Tomasín en Ruiloba

Es peligroso hacer indagaciones acerca de los buenos recuerdos de infancia, porque suelen estar idealizados. Es mejor mantenerlos intactos, como un territorio sentimental al que acudir para encontrar compensación a los fracasos, las pérdidas, el desgaste espiritual, la hipocondría y la ansiedad del tiempo que se acaba. Es decir, compensación al hecho de ser adulto. Los recuerdos infantiles y los espacios donde nacieron son el campo de centeno de Salinger. Someterlos a escrutinio es como expulsarse uno mismo de allí. Vean, si no, lo que le ocurrió el otro día a un primo mío, que además es uno de mis mejores amigos de siempre, en Ruiloba, el pueblo de la Montaña al que ambos estamos apegados desde que nacimos. Él más, porque él es de allí, porque en su casa solariega hasta llamaron una vez a la puerta los maquis Juanín y Bedoya para contrabandear con algo robado, mientras que yo apenas alcanzo el grado de veraneante al que obligaban a masticar cangrejitos vivos que echaban pompas y tocaban las castañuelas con las pinzas para sacudirle la pátina urbanita.

Mi primo se encontró por Ruiloba, por el barrio de la Iglesia, junto a la bolera y el mesón La Cigoña cuya cocina tantas veces saqueamos de críos, con Tomasín. Llamarlo Tomasín es una reminiscencia, un hábito adquirido, porque ha de ser un tipo metido ya en la cincuentena que no se parecerá nada a aquel muchacho enjuto que pasaba petardeando con la moto en aquellos veranos de cuando entonces. Tomasín lo llamaban en el pueblo y también nuestros padres. No sé si él es consciente, pero Tomasín fue siempre un personaje inolvidable en nuestras vidas, las de todos los primos y hermanos, porque nuestros padres nos confiaban a él para que nos sacara al monte. Estos días azules y este Sol de la infancia. Jugábamos al escondite dentro de maizales enormes, observábamos bichos en los ríos, escalábamos, asábamos chorizo, volvíamos sucios y agotados, y Tomasín era un capitán que nos tenía a todos jerarquizados en grados militares en función de lo responsable que veía a cada cual. De verdad que lo amábamos todos. Ese hombre es una estatua de nuestro campo de centeno.
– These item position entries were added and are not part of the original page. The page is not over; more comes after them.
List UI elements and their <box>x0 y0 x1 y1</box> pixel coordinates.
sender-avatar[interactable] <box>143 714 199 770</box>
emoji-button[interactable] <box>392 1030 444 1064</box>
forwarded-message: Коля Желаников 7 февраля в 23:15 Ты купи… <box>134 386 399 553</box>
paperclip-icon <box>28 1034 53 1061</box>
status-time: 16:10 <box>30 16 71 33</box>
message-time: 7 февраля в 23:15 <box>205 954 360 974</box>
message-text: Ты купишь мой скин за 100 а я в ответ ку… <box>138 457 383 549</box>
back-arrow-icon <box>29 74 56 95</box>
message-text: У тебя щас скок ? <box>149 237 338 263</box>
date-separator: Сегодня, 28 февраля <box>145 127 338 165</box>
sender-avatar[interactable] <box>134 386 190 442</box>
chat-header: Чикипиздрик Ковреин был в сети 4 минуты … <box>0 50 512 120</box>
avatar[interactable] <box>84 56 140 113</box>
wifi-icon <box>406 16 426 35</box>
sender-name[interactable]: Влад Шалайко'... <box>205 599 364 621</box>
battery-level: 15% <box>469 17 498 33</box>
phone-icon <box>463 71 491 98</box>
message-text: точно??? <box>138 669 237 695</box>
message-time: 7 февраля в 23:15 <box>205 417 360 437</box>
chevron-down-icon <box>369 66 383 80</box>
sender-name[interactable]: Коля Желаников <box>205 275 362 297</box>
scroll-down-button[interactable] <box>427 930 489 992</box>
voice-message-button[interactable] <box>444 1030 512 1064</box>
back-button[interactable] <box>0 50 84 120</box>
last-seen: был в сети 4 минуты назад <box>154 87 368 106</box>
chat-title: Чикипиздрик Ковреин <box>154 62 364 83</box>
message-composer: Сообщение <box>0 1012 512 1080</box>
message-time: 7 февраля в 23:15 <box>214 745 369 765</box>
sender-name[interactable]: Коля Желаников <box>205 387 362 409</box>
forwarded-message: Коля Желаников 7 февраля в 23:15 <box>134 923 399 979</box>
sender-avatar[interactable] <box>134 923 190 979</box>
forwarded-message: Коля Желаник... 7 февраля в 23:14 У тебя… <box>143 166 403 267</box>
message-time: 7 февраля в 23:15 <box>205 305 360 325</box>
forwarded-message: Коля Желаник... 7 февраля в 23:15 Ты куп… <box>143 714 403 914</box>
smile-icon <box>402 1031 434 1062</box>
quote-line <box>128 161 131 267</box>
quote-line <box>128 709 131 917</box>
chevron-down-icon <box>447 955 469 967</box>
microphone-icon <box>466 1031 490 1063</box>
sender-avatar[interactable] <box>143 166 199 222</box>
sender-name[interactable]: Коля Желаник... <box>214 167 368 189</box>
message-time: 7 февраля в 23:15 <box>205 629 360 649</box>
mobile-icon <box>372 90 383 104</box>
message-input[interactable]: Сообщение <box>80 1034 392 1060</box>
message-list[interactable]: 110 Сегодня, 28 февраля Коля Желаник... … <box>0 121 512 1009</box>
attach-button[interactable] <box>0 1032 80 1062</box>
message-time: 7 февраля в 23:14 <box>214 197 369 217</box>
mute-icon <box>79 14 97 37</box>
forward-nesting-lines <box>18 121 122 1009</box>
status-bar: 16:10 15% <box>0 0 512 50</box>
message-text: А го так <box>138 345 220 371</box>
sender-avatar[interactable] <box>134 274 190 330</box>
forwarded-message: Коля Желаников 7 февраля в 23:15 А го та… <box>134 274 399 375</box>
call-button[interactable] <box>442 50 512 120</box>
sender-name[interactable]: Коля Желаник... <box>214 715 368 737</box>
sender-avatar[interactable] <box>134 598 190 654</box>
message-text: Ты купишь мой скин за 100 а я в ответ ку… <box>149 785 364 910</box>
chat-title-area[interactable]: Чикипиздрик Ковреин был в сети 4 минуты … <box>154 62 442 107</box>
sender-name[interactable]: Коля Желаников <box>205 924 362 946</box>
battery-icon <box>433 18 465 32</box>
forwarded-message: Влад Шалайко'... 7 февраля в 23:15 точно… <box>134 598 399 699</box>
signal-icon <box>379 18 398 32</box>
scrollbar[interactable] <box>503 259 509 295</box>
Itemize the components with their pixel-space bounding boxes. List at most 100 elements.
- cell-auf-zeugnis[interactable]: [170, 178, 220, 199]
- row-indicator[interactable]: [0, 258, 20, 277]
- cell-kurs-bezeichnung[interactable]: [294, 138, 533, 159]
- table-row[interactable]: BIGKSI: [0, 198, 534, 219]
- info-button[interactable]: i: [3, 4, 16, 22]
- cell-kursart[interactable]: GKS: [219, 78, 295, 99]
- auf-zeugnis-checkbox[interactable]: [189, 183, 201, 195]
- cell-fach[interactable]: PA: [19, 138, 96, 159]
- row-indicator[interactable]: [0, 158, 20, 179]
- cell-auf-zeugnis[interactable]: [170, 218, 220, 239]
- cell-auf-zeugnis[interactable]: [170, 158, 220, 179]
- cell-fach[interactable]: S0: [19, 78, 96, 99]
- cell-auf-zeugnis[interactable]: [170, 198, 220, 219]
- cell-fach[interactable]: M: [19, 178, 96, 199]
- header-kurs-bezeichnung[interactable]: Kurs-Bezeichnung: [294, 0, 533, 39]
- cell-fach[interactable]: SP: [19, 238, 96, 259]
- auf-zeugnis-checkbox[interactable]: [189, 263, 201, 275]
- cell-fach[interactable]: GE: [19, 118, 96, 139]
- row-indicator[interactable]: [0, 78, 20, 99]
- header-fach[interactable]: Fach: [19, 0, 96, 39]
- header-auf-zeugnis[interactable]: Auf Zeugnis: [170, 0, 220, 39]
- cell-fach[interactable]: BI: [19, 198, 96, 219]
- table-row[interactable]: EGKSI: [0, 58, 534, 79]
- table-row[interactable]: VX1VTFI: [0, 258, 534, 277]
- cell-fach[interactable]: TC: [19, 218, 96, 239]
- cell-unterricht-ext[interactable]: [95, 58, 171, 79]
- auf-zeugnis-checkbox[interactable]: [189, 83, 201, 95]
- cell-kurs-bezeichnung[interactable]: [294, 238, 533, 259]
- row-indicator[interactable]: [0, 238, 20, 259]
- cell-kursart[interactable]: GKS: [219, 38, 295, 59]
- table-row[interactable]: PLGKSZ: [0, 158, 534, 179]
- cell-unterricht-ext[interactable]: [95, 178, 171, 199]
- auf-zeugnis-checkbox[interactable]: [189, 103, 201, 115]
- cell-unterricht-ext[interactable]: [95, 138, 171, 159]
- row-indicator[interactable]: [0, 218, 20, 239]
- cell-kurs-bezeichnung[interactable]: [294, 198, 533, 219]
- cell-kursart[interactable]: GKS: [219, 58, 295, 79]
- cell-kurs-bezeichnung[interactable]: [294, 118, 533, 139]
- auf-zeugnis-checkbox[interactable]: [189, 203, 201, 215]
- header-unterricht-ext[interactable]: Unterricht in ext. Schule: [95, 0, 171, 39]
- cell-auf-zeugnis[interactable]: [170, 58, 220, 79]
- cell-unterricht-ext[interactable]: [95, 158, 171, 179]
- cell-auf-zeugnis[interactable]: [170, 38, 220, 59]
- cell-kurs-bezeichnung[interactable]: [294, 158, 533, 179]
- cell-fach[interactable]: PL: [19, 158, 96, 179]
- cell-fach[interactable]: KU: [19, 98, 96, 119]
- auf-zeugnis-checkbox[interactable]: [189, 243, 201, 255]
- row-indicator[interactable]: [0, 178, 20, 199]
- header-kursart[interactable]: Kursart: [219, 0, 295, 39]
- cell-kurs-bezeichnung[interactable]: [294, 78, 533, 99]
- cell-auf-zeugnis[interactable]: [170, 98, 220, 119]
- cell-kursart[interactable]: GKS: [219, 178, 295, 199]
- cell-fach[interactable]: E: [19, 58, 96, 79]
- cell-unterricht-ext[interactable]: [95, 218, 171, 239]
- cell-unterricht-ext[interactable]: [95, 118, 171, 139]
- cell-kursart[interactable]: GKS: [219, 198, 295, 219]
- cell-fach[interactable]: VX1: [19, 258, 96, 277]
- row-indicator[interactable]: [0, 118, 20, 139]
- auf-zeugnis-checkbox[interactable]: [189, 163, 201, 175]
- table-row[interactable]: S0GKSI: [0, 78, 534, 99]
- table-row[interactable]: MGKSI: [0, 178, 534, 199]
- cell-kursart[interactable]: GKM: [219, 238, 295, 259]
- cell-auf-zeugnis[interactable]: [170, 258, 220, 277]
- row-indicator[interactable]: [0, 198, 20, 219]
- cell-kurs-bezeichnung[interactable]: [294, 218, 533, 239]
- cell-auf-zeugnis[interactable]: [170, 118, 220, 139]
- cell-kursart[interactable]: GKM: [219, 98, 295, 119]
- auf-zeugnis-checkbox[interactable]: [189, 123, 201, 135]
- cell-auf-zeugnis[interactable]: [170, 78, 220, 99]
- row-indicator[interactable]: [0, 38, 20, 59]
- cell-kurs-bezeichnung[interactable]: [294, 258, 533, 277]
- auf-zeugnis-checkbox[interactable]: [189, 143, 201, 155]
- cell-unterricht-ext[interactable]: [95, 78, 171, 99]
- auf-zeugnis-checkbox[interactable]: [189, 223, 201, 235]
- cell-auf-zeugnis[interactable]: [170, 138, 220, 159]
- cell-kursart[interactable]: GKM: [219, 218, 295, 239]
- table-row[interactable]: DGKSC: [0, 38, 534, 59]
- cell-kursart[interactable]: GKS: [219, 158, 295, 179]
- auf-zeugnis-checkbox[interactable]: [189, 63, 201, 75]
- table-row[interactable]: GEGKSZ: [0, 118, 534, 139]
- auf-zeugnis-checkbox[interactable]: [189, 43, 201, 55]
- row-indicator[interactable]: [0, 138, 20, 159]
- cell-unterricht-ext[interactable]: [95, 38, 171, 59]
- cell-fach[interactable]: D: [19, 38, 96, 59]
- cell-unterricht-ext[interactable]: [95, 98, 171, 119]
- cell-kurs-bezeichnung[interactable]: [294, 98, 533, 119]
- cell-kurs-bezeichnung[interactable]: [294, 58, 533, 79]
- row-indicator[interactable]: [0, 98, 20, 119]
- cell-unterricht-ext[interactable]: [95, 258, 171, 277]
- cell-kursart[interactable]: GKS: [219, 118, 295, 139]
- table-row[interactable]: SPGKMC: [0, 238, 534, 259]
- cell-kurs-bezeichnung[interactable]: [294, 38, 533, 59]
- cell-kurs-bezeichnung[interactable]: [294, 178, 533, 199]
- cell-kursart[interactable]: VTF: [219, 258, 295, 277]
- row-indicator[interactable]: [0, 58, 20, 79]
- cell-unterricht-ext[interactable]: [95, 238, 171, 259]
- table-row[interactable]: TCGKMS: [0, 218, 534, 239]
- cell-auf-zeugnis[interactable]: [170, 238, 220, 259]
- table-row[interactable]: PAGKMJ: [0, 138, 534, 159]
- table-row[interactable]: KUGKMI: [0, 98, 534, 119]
Hasta aquí, todo va bien. La cosa empezó a torcerse el otro día, con el encuentro junto a la bolera. Tomasín y mi primo se abrazaron con gran afecto, y mi primo volvió a decirle que atesoraba los recuerdos de entonces, que estaban entre lo mejor de una vida que últimamente ha sufrido algunos golpes. El refugio sentimental, ya lo he dicho. Nada ocurrió durante el encuentro en sí. Tomasín y mi primo se dieron otro abrazo de despedida, supongo que hicieron votos para encontrarse algún día para comer o beber un tinto, porque para jugar al escondite en un maizal estamos todos muy grandes. El desastre ocurrió después.

Mi primo vino a casa a almorzar luego de encontrarse con Tomasín. Estábamos varios de la familia, por lo que enseguida, mojado Tomasín en el café con leche proustiano, la conversación derivó directamente hacia aquellos años. En algún momento, como de pasada, tuve la curiosidad de preguntar a mi madre qué propina daban los padres a Tomasín a cambio de las hazañas bélicas que nos inventaba. Mi primo se quedó lívido. ¿Cómo? ¿Lo hacía por dinero? ¿Él también? . Mi primo ha llegado a una edad ya algo avanzada sin ser padre. Por eso no comprende algo obvio para los que somos cabezas de familias numerosas. que cualquier padre pagaría gustoso en vacaciones para que le sacaran los niños de encima durante días enteros y que nadie se quedaría a solas con una horda infantil sin obtener a cambio algún tipo de compensación. La presencia del dinero me parece por tanto lógica y no me arruina el recuerdo. Pero para mi primo fue fatal. Porque, viniendo de algunos golpes, de muchas decepciones y de personas que se aprovecharon de él, a lo mejor llegó a creer que el de Tomasín había sido el único amor puro, familia aparte, que la vida le había dispensado. A los 44 años, tuvo que enterarse de que Tomasín también fingía los orgasmos.